Wäre mein Vater am Ende des Krieges ebenso unsichtbar gewesen wie ich, dann wäre er nicht verhaftet und in ein Umerziehungslager in der Gegend von Thủ Đức gesteckt worden, wo er seine tägliche Ration von zehn Erdnüssen mit seinen sechs Hüttenkameraden teilte. Da mein Vater für ein fürstliches Schicksal geboren war, wurde er nach zwei Monaten entlassen. Sein Dienerbruder hatte der Obrigkeit gegenüber erklärt, mein Vater habe seine Spionagetätigkeit für den kommunistischen Widerstand finanziell unterstützt und damit indirekt dem Norden geholfen, den Krieg gegen den Süden zu gewinnen. Indem er ihn so von dem Verdikt befreite, ein kapitalistischer Bürger zu sein, gelang es ihm, meinen Vater zu retten. Ohne das Eingreifen seines Feindbruders hätte mein Vater weiter Kanäle gegraben, Felder entmint und Land gerodet, zusammen mit den anderen Gefangenen, die nicht mehr darauf hofften, den Tag ihrer Befreiung zu erleben. Das Einzige, was sie noch zu hoffen wagten, war, dass eine Heuschrecke oder eine Ratte zum Abendessen vorbeilief, jede andere Überlegung konnte als Verrat am kommunistischen Denken ausgelegt werden.

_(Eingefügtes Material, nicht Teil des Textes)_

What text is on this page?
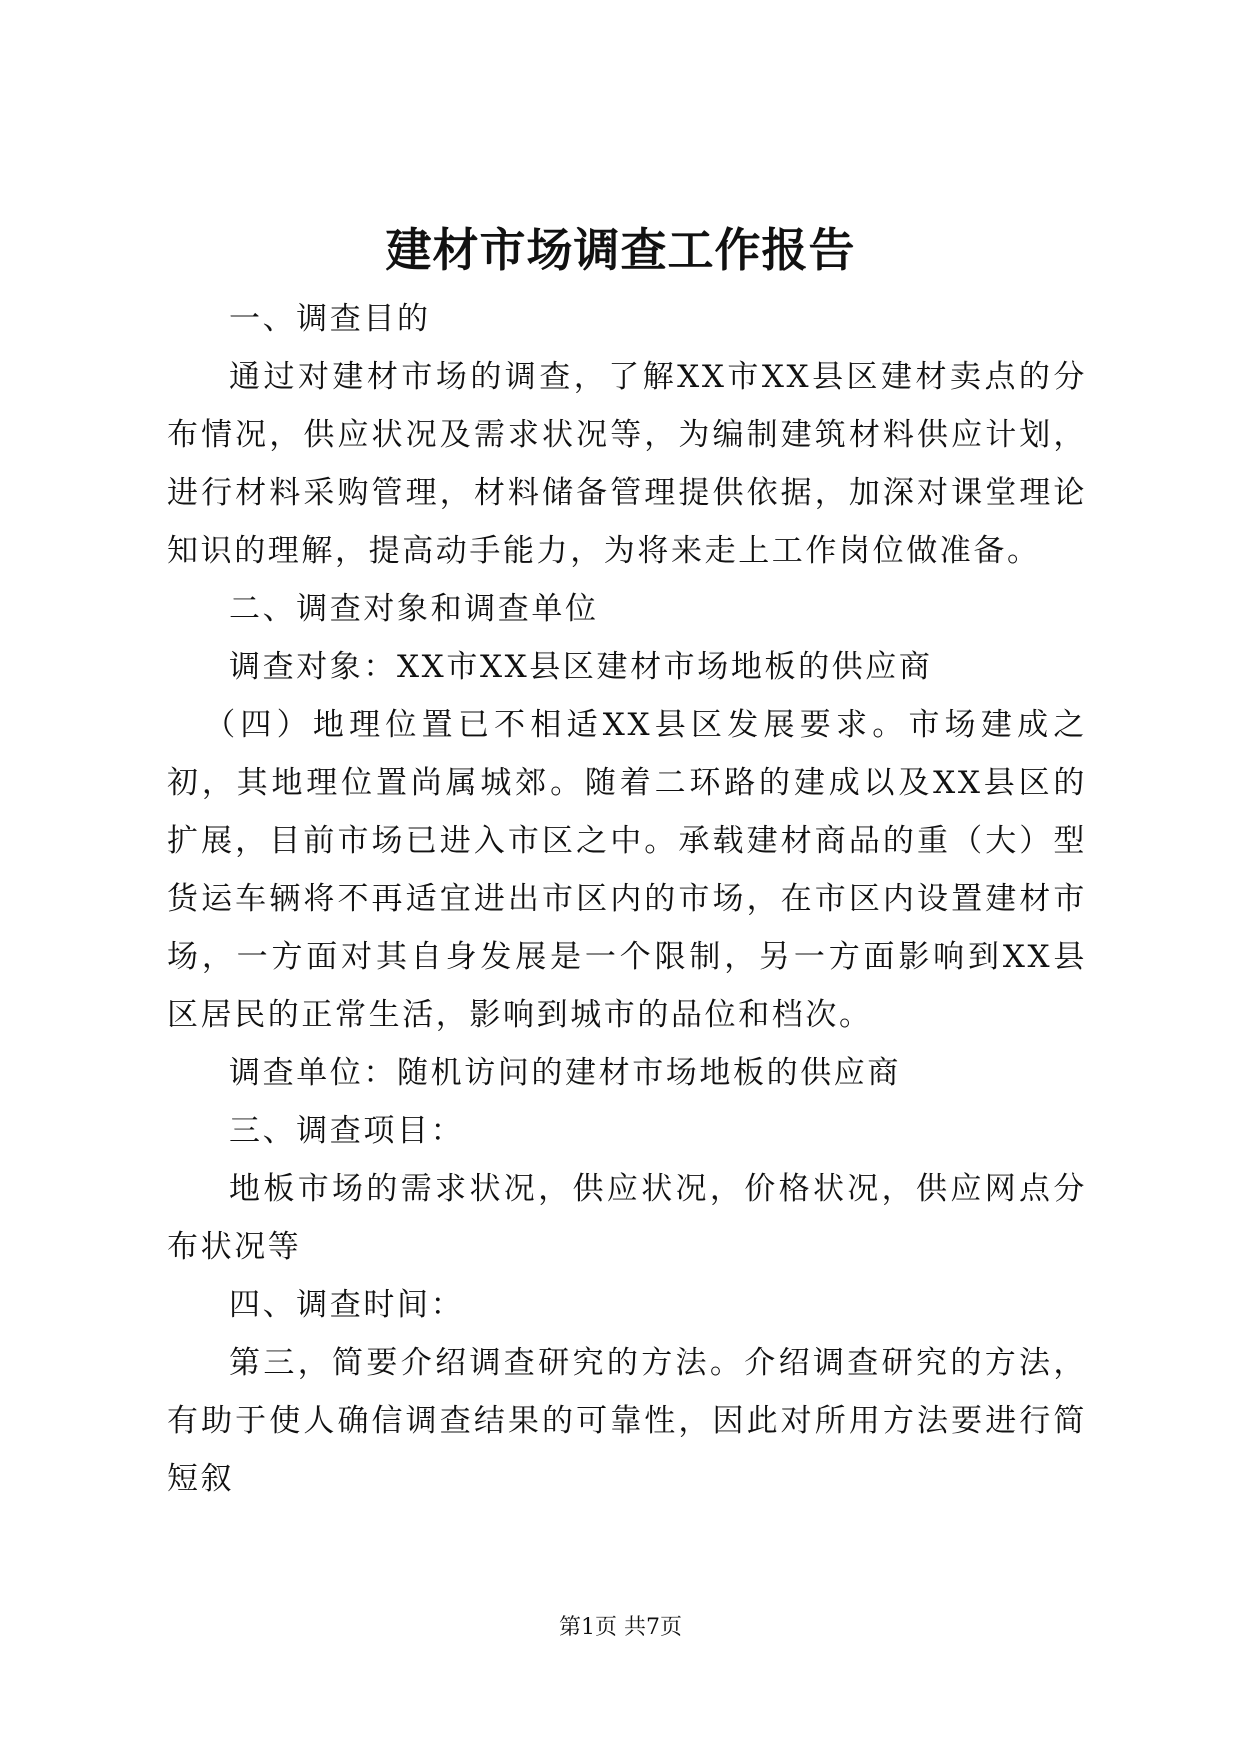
建材市场调查工作报告

一、调查目的

通过对建材市场的调查，了解XX市XX县区建材卖点的分布情况，供应状况及需求状况等，为编制建筑材料供应计划，进行材料采购管理，材料储备管理提供依据，加深对课堂理论知识的理解，提高动手能力，为将来走上工作岗位做准备。

二、调查对象和调查单位

调查对象：XX市XX县区建材市场地板的供应商

（四）地理位置已不相适XX县区发展要求。市场建成之初，其地理位置尚属城郊。随着二环路的建成以及XX县区的扩展，目前市场已进入市区之中。承载建材商品的重（大）型货运车辆将不再适宜进出市区内的市场，在市区内设置建材市场，一方面对其自身发展是一个限制，另一方面影响到XX县区居民的正常生活，影响到城市的品位和档次。

调查单位：随机访问的建材市场地板的供应商

三、调查项目：

地板市场的需求状况，供应状况，价格状况，供应网点分布状况等

四、调查时间：

第三，简要介绍调查研究的方法。介绍调查研究的方法，有助于使人确信调查结果的可靠性，因此对所用方法要进行简短叙

第1页 共7页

So wurde der Chirurg aus der Nachbarhütte, der ein paar winzige Reisfladen in der Sonne getrocknet hatte, beschuldigt, seine Flucht vorbereitet zu haben, statt sich auf seine Umerziehung zu konzentrieren. Dasselbe passierte einem Buchhalter, als er anderen Gefangenen erzählte, er habe Motorräder an der Nordseite des Gefängnisses vorbeifahren hören. Wenn mein Vater mitbekommen hätte, wie andere Männer auf die Wache zitiert wurden und nicht mehr ins Lager zurückkehrten, hätte er vielleicht beschlossen, aus Vietnam zu fliehen. Und hätte uns nicht alleingelassen auf unserem Weg ins Unbekannte. Dann wäre es ihm vielleicht, wie meiner Mutter, am wichtigsten gewesen, seine Söhne vor dem Militärdienst zu bewahren. So aber zog er sich lieber wieder in den Kokon seines Junggesellenheims zurück, weit weg von den Gezeiten des Lebens.
CATINAT
WIR VERLIESSEN VIETNAM gemeinsam mit Hà, einer engen Freundin meiner Mutter, und deren Eltern.
Hà war sehr viel jünger als meine Mutter. Mit ihren Minikleidern, die ein herzförmiges Muttermal an ihrem linken Oberschenkel entblößten, verkörperte sie Anfang der Siebzigerjahre die moderne, am amerikanischen Lebensstil orientierte Frau in Saigon. Ich erinnere mich an ihre unwiderstehlichen Plateauschuhe im Hauseingang, die mir, wenn ich hineinschlüpfte, ein Gefühl von Dekadenz gaben oder zumindest eine neue Perspektive auf die Welt. Hàs mascaraverkleisterte falsche Wimpern verwandelten ihre Augen in zwei Litschibäume mit buschigem Fell. Sie war unsere Twiggy mit ihrem apfelgrünen oder türkisfarbenen Lidschatten, der sich mit ihrer kupferfarbenen Haut biss. Anders als die meisten jungen Frauen schützte sie sich nicht vor der Sonne, um sich von den Reisbäuerinnen zu unterscheiden, die mit ihren bis über die Knie aufgekrempelten Hosen dem gleißenden Licht ausgesetzt waren, sondern bräunte am Pool des exklusiven Sportklubs, wo sie mir Schwimmen beibrachte. Die amerikanische Freiheit bedeutete ihr mehr als die Eleganz der französischen Kultur und gab ihr auch den Mut, sich am ersten Miss-Vietnam-Wettbewerb zu beteiligen, obwohl sie Englischlehrerin war.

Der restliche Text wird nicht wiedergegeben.